Later that afternoon, the invoice arrived by email. Fifty units. Standard pricing. The total matched what they'd expect for an order that size. Under the old process, the AP person would have matched the invoice to the PO, confirmed the total looked right, and cut the check. Payment would have gone out in full by end of week.
What We Caught
The invoice said 50 units. The Metrc manifest said 42. Eight units missing. $1,140 difference.
50
units the invoice billed for
42
packages Metrc actually confirmed delivered
$1,140
caught before the check went out
We flagged it before payment went out. We pulled the manifest data, lined it up against the invoice, and showed the vendor the discrepancy. Eight package IDs on the invoice had no corresponding transfer in Metrc. The product was never delivered.
This is what cannabis accounts payable software catches — the gap between what a vendor says they delivered and what actually showed up.
How We Caught It
Metrc delivery matching. Every invoice gets cross-referenced against the Metrc transfer data before payment goes out. Package IDs, quantities, transfer dates. Not memory. Not a spreadsheet. The state tracking system.
Match the invoice to Metrc
Every invoice gets cross-referenced against the Metrc transfer data, package ID by package ID, before any payment is scheduled.
Flag the gap
The manifest showed 42 transferred packages.

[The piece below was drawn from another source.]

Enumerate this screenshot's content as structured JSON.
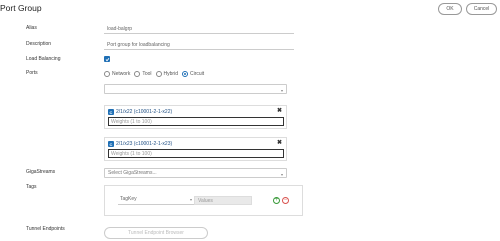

The invoice listed 50. The math didn't work, so the check didn't go out.
Resolve before money moves
We pulled the data, showed the vendor the discrepancy, and the corrected invoice was paid on time.
This happens on every single invoice. When the numbers match, payment goes out on schedule. When they don't, we flag it, pull the data, and resolve the discrepancy before any money moves. In this case, the manifest showed 42 transferred packages. The invoice listed 50. The math didn't work, so the check didn't go out.
We use this same Metrc matching process across all deliveries — it's the same verification layer described in our delivery dashboard case study.
Why This Gets Missed
Receiving teams are busy. Deliveries happen during peak hours. Counting 50 units takes time the driver doesn't want to wait for. The invoice arrives later by email and looks correct because nobody remembers the exact count from four hours ago.
This isn't a people problem. It's a process problem. The receiving team's job is to get product on shelves. The AP team's job is to pay invoices that look correct. Without a step in between — someone cross-referencing the invoice against what Metrc says actually transferred — the gap between "delivered" and "invoiced" goes unnoticed.
Industry-wide, we see shortages on 8-12% of deliveries. Most are small — 2-3 units. But at $30-$80 per unit, they add up to $7,000-$12,000 per year in overpayments for a typical dispensary. Most operators don't even know it's happening because the invoices always look right. The problem isn't vendors being dishonest — it's that counting errors, warehouse mistakes, and manifest mismatches happen constantly, and nobody is checking.
For more on how these overpayments accumulate, see why dispensaries overpay vendors.
The Result
$1,140 saved on one delivery. The vendor confirmed the shortage, corrected their records, and adjusted the invoice. No drama, no relationship damage — just data. The Metrc manifest said 42. The invoice said 50. We showed them the numbers, they agreed, and the corrected invoice was paid on time. Shorted deliveries are just one way dispensaries end up overpaying on accounts payable.
Annualized across all vendors, Metrc matching typically catches $7,000-$12,000 per year in shorted deliveries. That's money that would have gone out the door on invoices that looked perfectly legitimate. Not fraud — just errors that nobody was catching because nobody was checking the manifests against the invoices on every single delivery.
A correct-looking invoice and a correct invoice are not the same thing. The only way to know which one you're paying is to check it against what Metrc says actually transferred, every single time.
The invoice looked right. Metrc said otherwise. That's the difference between paying what you owe and paying what you're told.